3. The method of claim 2,
The concatenated result value
Wherein the histogram is a feature histogram fully connected to the color histogram and the edge histogram.

The method of claim 1, wherein
The pre-stored feature value is a feature histogram of pre-stored image frames,
The step of searching for the entity
Wherein the ranking of the pre-stored image frames is determined according to the degree of similarity or non-preference between the linked resultant value and the characteristic histogram of the pre-stored image frames.
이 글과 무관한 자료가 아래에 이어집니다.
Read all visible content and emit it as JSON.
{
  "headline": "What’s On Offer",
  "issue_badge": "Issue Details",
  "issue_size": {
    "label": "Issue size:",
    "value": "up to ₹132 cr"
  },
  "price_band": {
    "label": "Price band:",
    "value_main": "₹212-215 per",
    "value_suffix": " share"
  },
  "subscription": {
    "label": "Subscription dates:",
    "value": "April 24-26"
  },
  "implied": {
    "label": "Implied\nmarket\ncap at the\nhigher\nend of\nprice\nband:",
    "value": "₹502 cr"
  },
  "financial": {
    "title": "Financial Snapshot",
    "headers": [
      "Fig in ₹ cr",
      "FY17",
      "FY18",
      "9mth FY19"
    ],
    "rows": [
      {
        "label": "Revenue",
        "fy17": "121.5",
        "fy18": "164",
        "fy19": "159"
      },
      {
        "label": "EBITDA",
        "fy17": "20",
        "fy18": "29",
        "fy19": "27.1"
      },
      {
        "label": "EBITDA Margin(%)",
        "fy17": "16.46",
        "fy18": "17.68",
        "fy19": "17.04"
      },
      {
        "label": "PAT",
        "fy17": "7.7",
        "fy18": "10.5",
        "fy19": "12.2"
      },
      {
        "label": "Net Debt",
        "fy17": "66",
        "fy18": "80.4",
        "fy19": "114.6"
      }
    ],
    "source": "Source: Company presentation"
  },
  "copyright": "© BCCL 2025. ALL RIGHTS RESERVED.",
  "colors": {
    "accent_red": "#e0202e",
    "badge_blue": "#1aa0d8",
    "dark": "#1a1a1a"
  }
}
The method according to claim 1,
The color sensitivity kernel or edge sensitivity kernels may include:
Wherein the learnable convolution kernels are classified as color sensitive kernels or edge sensitive kernels, depending on color and sensitivity scores for edges.

6. The method of claim 5,
The sensitivity score for the color is the sum of standard deviations between the RGB color channels for the kernel coefficients of the convolution kernels,
Wherein the sensitivity score for the edge is a sum of standard deviations between successive horizontal and vertical kernel coefficients in an RGB color channel.

A program for retrieving an image using a convolution neural network is stored in a memory
And a processor for executing the program,
The processor, as the program is executed,
Searching an object existing in the image frame by comparing the output value of the convolutional neural network with a previously stored feature value to obtain an image frame, inputting the obtained image frame to the convolutional neural network,
The convolution neural network
At least one convolution layer for convoluting a plurality of color sensitivity kernels and a plurality of edge sensitivity kernels respectively in the image frame to generate a plurality of color feature maps and a plurality of edge feature maps, And a maximum value generated for each color and edge using the index of the color sensitivity kernel or the index of the edge sensitivity kernel that matches the maximum active value at each pixel position based on the plurality of edge feature maps. At least one pooling layer for spatial pooling an activity map, and at least one full-connected layer for concatenating said pooled values.

A computer-readable recording medium on which a program for implementing the method of any one of claims 1 to 6 is recorded.